“The spirit is willing but the flesh is weak,” is a phrase we’ve heard often. More important, however, is the number of times we have experienced its validity. Even the Greek philosophers reasoned this truth and tried to raise their spirits to higher levels so as to escape this reality. It’s humanly impossible but Jesus tells us, “What is impossible for human beings is possible for God” (Lk. 18:27) and that if we have faith the size of a mustard seed, “Nothing will be impossible” (Mt. 17:20).
We often associate freedom for doing whatever we want and, in many ways, our culture has adopted this mantra as we witness the various individual expressions of personal beliefs or unbelief’s. It’s called relativism and it is what Pope St. John Paul II warned the Polish people against as he saw them moving closer to attaining their release from the yoke of communism. His warning continues to be a reflection of St. Paul’s warning in today’s letter to the Galatians when he cautions, do not use this freedom as an opportunity for the flesh; rather, serve one another through love.

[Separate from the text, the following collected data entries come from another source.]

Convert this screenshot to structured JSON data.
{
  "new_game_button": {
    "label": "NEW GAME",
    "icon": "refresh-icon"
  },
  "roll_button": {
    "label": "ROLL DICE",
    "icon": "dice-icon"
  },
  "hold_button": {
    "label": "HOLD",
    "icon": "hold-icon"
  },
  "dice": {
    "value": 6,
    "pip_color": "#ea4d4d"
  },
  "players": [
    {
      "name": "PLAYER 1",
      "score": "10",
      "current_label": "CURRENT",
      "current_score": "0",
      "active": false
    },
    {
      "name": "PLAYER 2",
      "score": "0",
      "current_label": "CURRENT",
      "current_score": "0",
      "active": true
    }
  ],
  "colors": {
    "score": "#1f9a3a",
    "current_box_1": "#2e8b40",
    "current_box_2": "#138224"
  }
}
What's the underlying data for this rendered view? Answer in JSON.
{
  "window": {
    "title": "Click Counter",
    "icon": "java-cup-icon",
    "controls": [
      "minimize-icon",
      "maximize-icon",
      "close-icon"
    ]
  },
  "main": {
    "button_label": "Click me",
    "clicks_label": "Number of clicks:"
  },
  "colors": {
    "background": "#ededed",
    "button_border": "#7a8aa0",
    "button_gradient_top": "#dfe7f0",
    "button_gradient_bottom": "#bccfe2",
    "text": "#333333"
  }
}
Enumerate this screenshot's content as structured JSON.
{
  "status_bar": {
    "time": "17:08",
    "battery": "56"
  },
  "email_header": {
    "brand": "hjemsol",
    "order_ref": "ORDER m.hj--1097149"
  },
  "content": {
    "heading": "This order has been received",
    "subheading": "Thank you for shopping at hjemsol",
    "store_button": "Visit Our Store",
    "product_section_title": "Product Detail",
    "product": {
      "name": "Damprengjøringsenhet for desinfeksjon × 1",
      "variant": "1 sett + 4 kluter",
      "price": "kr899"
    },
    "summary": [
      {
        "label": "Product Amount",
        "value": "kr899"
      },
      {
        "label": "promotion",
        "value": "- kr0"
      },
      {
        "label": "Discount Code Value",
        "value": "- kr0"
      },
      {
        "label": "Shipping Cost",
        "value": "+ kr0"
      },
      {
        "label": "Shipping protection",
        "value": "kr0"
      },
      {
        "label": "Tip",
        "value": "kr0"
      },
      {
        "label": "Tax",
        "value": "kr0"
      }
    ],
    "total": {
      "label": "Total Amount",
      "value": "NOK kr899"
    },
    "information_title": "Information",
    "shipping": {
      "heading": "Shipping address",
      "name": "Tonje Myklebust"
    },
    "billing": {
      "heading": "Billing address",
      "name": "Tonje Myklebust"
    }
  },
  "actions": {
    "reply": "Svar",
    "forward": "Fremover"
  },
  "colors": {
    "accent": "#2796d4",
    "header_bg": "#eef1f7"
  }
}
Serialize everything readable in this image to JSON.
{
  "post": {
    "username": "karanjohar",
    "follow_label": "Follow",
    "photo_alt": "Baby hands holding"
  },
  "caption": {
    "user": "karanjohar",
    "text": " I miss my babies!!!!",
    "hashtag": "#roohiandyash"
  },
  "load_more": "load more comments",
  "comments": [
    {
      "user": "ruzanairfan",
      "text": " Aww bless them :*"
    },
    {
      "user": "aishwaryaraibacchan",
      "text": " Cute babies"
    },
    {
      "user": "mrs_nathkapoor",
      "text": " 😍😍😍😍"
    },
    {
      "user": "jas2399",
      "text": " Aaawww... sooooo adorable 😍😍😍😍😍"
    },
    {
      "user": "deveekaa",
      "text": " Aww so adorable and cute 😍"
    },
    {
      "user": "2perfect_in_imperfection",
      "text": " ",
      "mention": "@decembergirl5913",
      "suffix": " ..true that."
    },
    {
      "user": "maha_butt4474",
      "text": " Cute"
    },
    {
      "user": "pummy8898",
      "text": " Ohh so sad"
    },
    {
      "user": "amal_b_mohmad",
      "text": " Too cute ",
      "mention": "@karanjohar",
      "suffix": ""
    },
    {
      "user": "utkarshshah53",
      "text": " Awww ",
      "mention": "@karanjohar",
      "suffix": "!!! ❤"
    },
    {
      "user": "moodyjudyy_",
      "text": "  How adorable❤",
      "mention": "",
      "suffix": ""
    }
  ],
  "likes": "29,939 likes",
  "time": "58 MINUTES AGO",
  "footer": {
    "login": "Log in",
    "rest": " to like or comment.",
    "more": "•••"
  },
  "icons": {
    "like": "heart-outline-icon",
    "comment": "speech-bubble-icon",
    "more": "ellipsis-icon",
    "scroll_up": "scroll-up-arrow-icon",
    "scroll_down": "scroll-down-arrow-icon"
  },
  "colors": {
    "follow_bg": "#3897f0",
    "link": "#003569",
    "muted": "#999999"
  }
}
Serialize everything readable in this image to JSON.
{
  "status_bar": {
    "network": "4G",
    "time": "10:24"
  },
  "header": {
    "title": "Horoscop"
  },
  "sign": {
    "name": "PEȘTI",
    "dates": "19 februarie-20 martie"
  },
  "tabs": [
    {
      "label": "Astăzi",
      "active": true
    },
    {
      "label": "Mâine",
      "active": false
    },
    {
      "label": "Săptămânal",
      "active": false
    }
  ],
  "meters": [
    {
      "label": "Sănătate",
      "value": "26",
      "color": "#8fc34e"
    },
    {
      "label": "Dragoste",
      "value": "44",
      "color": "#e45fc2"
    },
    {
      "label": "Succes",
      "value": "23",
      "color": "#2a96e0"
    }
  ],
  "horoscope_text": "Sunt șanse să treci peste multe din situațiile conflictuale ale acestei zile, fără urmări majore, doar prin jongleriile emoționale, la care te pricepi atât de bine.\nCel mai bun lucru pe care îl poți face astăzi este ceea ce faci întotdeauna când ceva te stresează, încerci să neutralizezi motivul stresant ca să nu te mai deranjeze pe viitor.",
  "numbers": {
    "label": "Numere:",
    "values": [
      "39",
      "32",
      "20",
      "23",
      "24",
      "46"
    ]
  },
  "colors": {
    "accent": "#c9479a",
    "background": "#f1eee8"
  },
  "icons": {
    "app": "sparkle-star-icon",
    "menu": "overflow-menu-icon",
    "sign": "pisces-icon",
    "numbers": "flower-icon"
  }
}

The love of which St. Paul speaks begins first with God. Hans Urs von Balthasar used the image of a mother and newborn to describe this love. The newborn child, helpless and totally dependent, looks up at the mother, as she gazes with love on her new miracle. Through this experiences the child learns about love and, in time, also learns how to return it. The analogy applies well to us and Our Father in heaven.
True freedom from the flesh comes from our love of God, which we live through our active and servant love of others. Happy Independence Day.